1. It is indisputable that smoke alarms save lives. Smoke alarms are the best and least expensive way to provide an early warning system to alert you and your family to a potential fire emergency. Smoke alarms are designed to detect a fire in its early stages and alert people so they have time to safely escape.

2. Smoke alarms should be installed in every bedroom, outside each sleeping area and on every level of the home.

3. For the best protection, smoke alarms should be interconnected. What does that mean? When one sounds they all sound alerting you to an emergency early on and giving you critical time to escape. New construction requirements have included hard- wired smoke alarms with battery back-ups since the 1980's. 

4. Nothing lasts forever - including smoke alarms. Smoke alarms become less reliable with time, primarily due to aging of their electronic components making them more susceptible to nuisance false alarms. Replace entire smoke alarm units every 10 years or sooner if they don't respond properly when tested. Why? The sensor wears out and may not activate in an emergency putting your family at risk. Always read the manufacturer’s recommendations as some models recommend replacement every 5-7 years.

5. Never (ever) paint over a smoke alarm. It will affect the operation of the smoke alarm, potentially disabling it.

6. Test your alarms once a month by pressing the test button.

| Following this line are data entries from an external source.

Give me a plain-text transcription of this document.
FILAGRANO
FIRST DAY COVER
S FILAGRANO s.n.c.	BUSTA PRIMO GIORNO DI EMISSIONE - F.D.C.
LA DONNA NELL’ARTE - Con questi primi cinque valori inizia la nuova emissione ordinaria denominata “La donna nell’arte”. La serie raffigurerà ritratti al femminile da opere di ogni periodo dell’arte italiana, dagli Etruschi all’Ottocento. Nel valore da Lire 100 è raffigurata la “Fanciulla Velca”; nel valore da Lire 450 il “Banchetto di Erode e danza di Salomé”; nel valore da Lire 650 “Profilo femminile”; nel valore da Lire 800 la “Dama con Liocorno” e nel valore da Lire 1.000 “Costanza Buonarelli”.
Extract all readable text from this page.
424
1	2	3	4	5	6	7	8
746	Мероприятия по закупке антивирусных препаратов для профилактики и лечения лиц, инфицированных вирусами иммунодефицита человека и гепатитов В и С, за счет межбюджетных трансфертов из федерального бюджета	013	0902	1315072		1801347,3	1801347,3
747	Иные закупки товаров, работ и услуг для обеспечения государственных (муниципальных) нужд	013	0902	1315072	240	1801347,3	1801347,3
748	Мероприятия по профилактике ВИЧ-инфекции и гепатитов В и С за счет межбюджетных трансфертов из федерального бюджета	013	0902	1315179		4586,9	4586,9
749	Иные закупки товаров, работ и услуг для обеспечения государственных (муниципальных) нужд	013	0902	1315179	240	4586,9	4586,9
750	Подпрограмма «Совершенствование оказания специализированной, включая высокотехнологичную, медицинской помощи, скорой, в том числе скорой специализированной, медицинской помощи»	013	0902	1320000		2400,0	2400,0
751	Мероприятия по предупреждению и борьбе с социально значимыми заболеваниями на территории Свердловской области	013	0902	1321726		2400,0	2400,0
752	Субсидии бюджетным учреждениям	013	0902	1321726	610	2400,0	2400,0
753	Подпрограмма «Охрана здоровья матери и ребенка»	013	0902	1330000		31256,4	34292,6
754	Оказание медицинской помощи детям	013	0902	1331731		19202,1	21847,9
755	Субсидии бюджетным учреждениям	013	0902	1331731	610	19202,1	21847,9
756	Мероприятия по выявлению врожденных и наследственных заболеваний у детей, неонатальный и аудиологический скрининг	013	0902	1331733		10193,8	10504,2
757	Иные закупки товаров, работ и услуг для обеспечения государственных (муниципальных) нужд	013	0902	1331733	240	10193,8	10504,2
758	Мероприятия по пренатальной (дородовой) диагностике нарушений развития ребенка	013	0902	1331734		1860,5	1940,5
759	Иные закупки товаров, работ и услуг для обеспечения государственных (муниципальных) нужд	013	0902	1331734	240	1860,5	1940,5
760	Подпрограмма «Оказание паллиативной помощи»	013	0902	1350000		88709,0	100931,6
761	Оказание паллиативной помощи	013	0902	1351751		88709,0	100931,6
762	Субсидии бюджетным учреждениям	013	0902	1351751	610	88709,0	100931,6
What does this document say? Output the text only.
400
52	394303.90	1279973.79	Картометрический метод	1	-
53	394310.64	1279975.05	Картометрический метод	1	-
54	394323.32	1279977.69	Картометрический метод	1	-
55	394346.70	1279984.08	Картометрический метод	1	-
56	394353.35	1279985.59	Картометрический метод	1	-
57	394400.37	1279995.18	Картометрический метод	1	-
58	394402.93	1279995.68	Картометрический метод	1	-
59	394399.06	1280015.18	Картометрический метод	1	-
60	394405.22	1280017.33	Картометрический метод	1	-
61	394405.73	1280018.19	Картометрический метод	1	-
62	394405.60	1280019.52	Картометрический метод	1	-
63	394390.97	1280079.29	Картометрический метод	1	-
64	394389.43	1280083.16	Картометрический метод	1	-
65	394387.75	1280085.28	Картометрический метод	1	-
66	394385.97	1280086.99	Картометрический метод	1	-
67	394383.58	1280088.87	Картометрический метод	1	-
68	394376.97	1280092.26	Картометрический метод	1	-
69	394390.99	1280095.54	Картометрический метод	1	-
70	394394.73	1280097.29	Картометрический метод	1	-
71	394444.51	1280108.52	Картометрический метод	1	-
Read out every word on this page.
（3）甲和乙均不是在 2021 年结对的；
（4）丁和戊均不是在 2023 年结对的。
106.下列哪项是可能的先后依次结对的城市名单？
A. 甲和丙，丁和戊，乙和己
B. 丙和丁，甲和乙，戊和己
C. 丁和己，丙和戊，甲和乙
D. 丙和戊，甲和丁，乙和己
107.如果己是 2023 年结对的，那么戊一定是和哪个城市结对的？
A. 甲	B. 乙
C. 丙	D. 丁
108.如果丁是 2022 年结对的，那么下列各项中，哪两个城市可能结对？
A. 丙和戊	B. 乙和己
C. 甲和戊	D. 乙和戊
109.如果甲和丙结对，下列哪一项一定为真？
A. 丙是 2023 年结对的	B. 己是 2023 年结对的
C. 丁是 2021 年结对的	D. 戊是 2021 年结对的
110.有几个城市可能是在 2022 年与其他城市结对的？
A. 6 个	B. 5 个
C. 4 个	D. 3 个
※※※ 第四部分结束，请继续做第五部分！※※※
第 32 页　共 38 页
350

7. Clean your smoke alarm once a month when you test it. Smoke alarms get clogged with dust build-up which may affect performance.

8. If your detector “chirps” it may be time to change the back-up battery in your hard-wired alarm. Since 2018, Maryland law has required all battery-only smoke alarms (permitted in homes built b/f 1975) to have a sealed,10-year long-life battery in the unit so any "chirping" in these units is likely signaling that you need to replace the smoke alarm with a new one. 
Today's home safety and security technology has evolved beyond smoke and carbon monoxide alarms. Many families rely on household devices connected to the internet or smartphones to enhance safety and security. New technology can even notify you when the alarm is activated or if the battery is low. Take time this weekend to ensure your family has a fire safety plan. Practice it with a Home Fire Drill to ensure everyone knows what to do in an emergency.